South Dakota Governor Kristi Noem has signed a bill banning sex change surgeries and experimental puberty blockers for children and teens, according to the Christian Post. House Bill 1080, also known as the ‘Help Not Harm’ bill, was passed to prevent irreversible surgeries on minors who may be struggling with their identities. The bill is the seventh in the country to pass such laws protecting youth from such medical procedures.
Kristi Noem released a statement saying, “South Dakota’s kids are our future. With this legislation, we are protecting kids from harmful, permanent medical procedures,” adding that, “I will always stand up for the next generation of South Dakotans.”
The bill has been praised by groups such as the American Principles Project (APP), whose president, Terry Schilling, said, “Noem and South Dakota legislators deserve a great deal of credit for acting to protect children in their state from this medical malpractice. The momentum for this movement fighting the transgender industry continues to grow, and we’re just getting started.” Noting the vulnerability of children and teens, Schilling warned that the “transgender industry” is rushing kids into “dangerous, life-changing procedures without fully comprehending the consequences.”
Still critics who support the irreversible surgeries for kids were outraged that children and teens would no longer be able to make permanent changes to their bodies.

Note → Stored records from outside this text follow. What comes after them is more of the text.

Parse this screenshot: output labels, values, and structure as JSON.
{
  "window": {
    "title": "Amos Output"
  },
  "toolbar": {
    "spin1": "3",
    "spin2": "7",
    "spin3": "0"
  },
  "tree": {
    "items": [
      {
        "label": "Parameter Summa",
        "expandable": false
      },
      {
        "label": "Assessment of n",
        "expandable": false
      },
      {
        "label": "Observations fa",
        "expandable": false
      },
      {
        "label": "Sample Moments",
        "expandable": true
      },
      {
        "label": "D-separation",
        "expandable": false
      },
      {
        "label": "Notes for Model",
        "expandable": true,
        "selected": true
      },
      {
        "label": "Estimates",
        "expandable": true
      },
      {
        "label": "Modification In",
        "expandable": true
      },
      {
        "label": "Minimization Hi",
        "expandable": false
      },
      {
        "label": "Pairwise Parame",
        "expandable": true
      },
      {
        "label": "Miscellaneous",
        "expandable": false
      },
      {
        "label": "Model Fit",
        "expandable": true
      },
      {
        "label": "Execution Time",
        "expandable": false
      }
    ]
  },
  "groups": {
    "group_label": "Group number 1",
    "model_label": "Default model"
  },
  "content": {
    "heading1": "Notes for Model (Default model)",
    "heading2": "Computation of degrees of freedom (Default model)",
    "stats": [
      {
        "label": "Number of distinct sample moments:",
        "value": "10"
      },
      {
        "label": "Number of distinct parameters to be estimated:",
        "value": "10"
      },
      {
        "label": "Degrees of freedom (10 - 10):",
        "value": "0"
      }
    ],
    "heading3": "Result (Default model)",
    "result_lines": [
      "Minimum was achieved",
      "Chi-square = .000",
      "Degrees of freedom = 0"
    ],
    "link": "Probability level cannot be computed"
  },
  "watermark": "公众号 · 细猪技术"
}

The American Civil Liberties Union of South Dakota responded to the bill saying that although it will not stop children and teens from “being trans,” it will “deny them critical support that helps struggling transgender youth grow up to become thriving transgender adults.”
The new law includes “banning puberty blockers, the administering of ‘testosterone, estrogen, or progesterone, in amounts greater than would normally be produced endogenously in a healthy individual of the same age and sex’ and surgeries that involve castration or sterilization.”
It also provides exemptions “for treatments involving a child that was ‘born with a medically verifiable disorder of sex development, including external biological sex characteristics that are irresolvably ambiguous,’ any minor ‘diagnosed with a disorder of sexual development’ or a child that needs ‘treatment for an infection, injury, disease, or disorder that has been caused or exacerbated by any action or procedure prohibited’ by the law.
Additionally, “if a medical professional began performing sex reassignment surgeries for a minor before July 1 and it is determined that ‘immediately terminating the minor’s use of the drug or hormone would cause harm to the minor,’ then the drugs can be ‘systematically reduced’ during a period that “may not extend beyond December 31, 2023.”
Despite critics’ arguments, Kristi Noem’s attempt to protect South Dakota’s youth from undergoing irreversible surgeries at a young age will help them stay on a healthier course of life. As adults try to impress transgender ideology on vulnerable children, they take advantage of them and lead many down an irreversible path of regret and despair. In South Dakota, children and teens can longer be coaxed into making permanent changes to their bodies at their age since it is now illegal to do so.